If Europe wants to develop a strong digital industry of its own, it must make a conscious choice to purchase European technology. Universities can play an important role in that regard.

This article was previously published in De Tijd.

European universities spend millions of euros on IT: cloud and software services, cyber-security tools, hardware. The bulk of that money flows to non-European providers. When it comes to critical platforms, we instinctively look to the United States. China, meanwhile, plays a dominant role in hardware, telecoms and global supply chains. Cyber-security is sourced worldwide, with heavyweight players in Israel and the US.

That dependence is the result of market logic: scale wins. Yet we overlook the fact that we create that scale ourselves, time and again, with public money. And digital infrastructure is not an ordinary purchase: it concerns control over data, legal dependence on foreign jurisdictions and geopolitical risk. We also allow ourselves to become so reliant on a single large – often American – supplier that switching to an alternative becomes extremely difficult, costly or risky.

In geopolitically turbulent times, security of supply, export restrictions, sanctions and trade disputes are part of the reality. Digital dependence is therefore a strategic risk. A university is a digital ecosystem. We manage the personal data of tens of thousands of students and staff. We process sensitive research data with economic – and sometimes strategic – value. We are targeted daily by cybercriminals. If email, network access or storage fails, the institution grinds to an immediate halt. It is therefore incomprehensible that procurement processes barely take explicit account of jurisdiction, portability and geopolitical dependence.

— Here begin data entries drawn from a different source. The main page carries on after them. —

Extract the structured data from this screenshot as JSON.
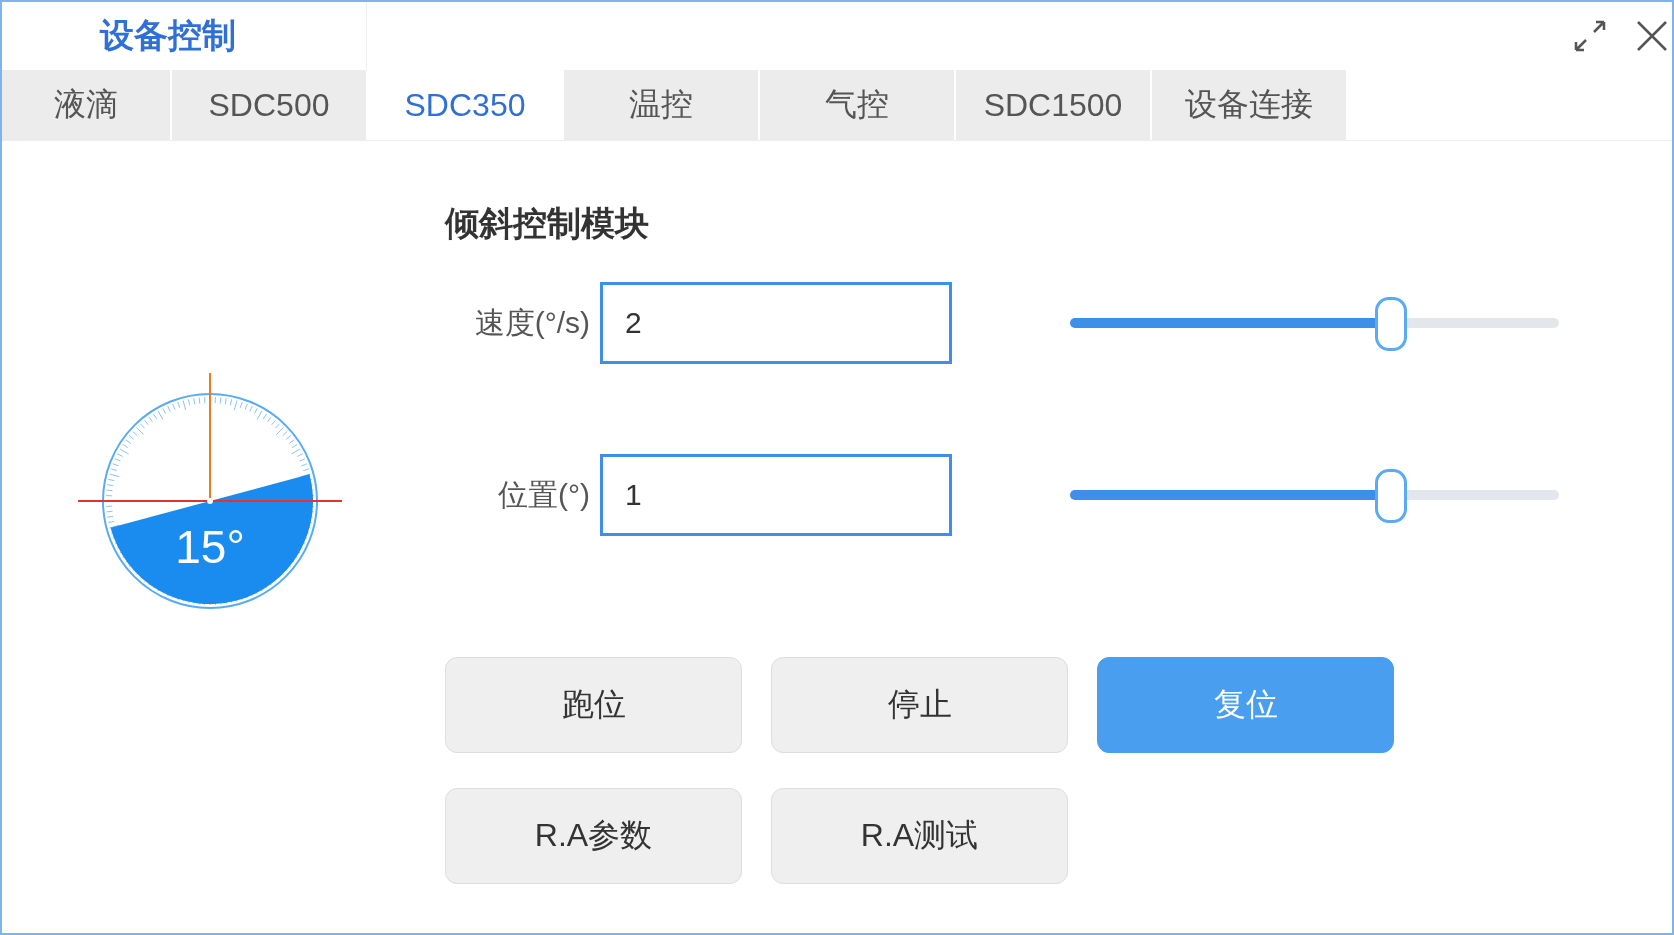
{
  "window": {
    "title": "设备控制"
  },
  "tabs": [
    {
      "label": "液滴",
      "selected": false
    },
    {
      "label": "SDC500",
      "selected": false
    },
    {
      "label": "SDC350",
      "selected": true
    },
    {
      "label": "温控",
      "selected": false
    },
    {
      "label": "气控",
      "selected": false
    },
    {
      "label": "SDC1500",
      "selected": false
    },
    {
      "label": "设备连接",
      "selected": false
    }
  ],
  "gauge": {
    "reading": "15°"
  },
  "section": {
    "title": "倾斜控制模块"
  },
  "fields": [
    {
      "label": "速度(°/s)",
      "value": "2",
      "level": 0.655
    },
    {
      "label": "位置(°)",
      "value": "1",
      "level": 0.655
    }
  ],
  "buttons": [
    {
      "label": "跑位",
      "primary": false
    },
    {
      "label": "停止",
      "primary": false
    },
    {
      "label": "复位",
      "primary": true
    },
    {
      "label": "R.A参数",
      "primary": false
    },
    {
      "label": "R.A测试",
      "primary": false
    }
  ]
}
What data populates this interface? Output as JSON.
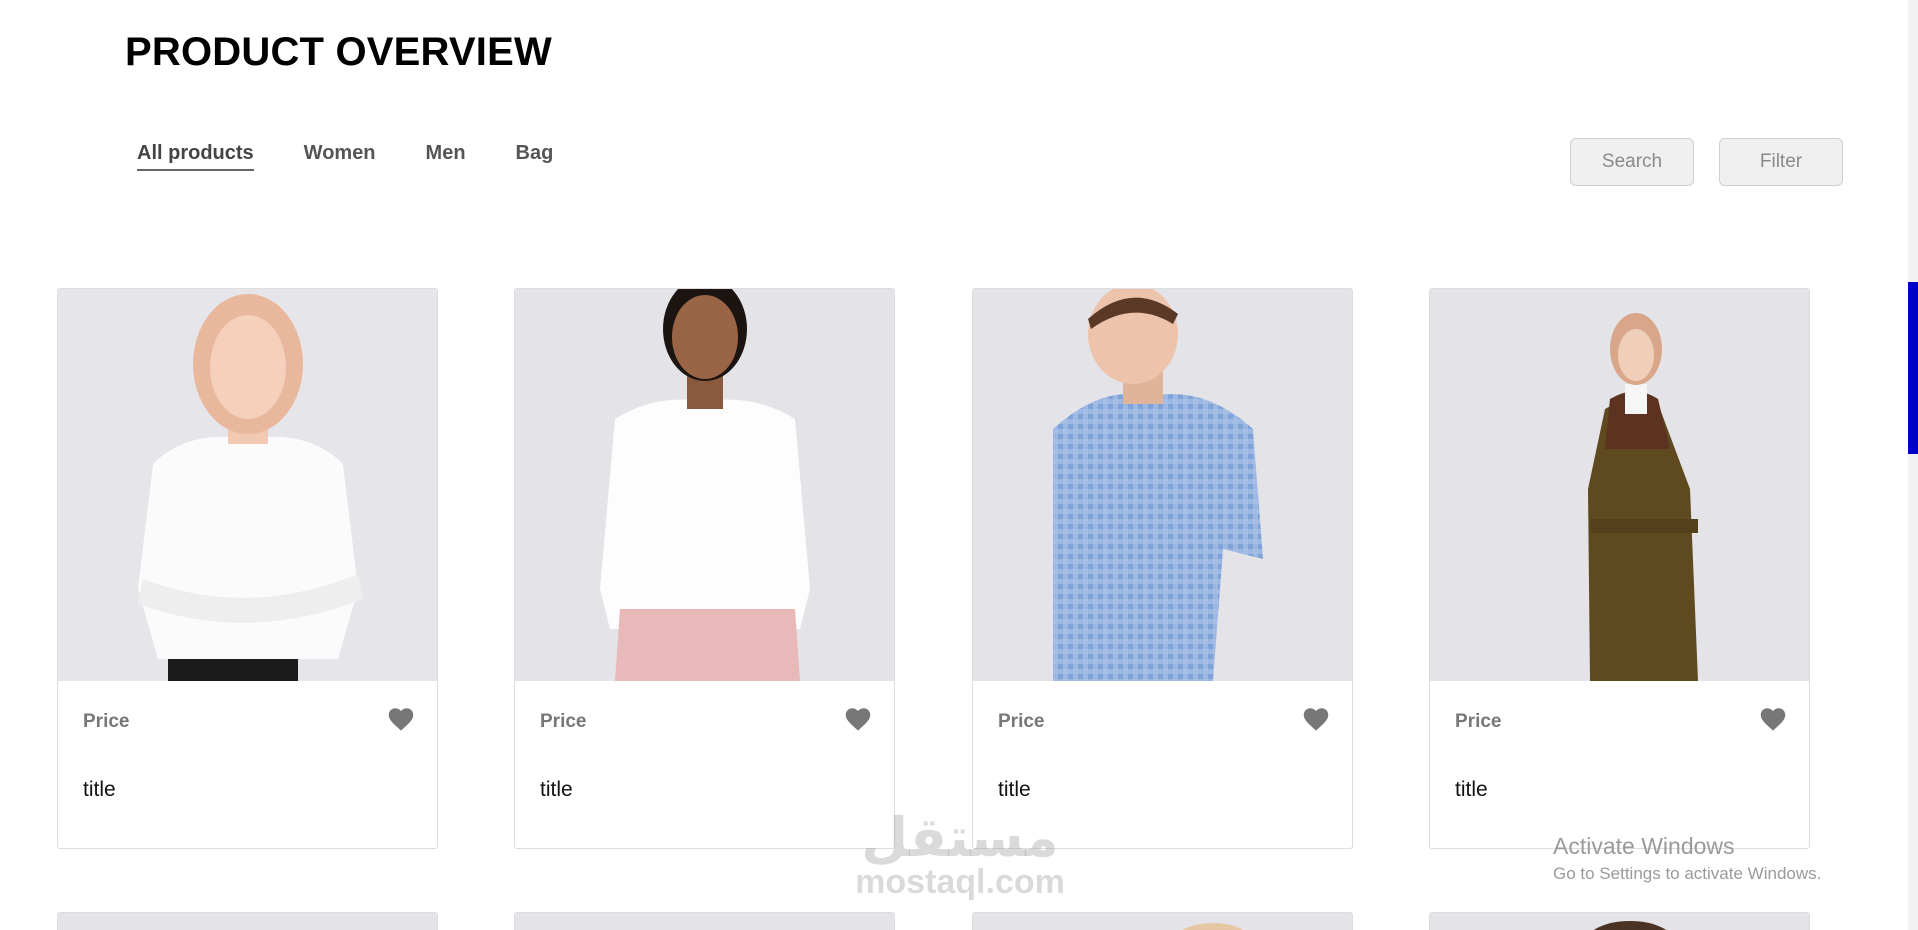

If Europe wants a fully fledged digital industry, it must now do what every economic power does: use its own market to build up its own players. Not with slogans about innovation, but with purchasing decisions, procurement policy and long-term choices. There is no need to ban foreign technology, but we must stop pretending that every purchase is an isolated decision without consequences. Each contract helps an ecosystem to grow – and that ecosystem is too often growing outside Europe.

Universities can help bring about change. By actively creating opportunities for European suppliers through smaller tenders. By insisting on open standards. By making exit strategies contractually mandatory. By avoiding supplier concentration. And by recognising geopolitical dependence as a fully fledged criterion.

If Europe wants a digital industry capable of competing globally, it must behave like an economic power and use its public institutions as leverage. Universities, too, must demonstrate through their IT procurement that they are serious about this – not out of nostalgia or protectionism, but out of strategic self-interest.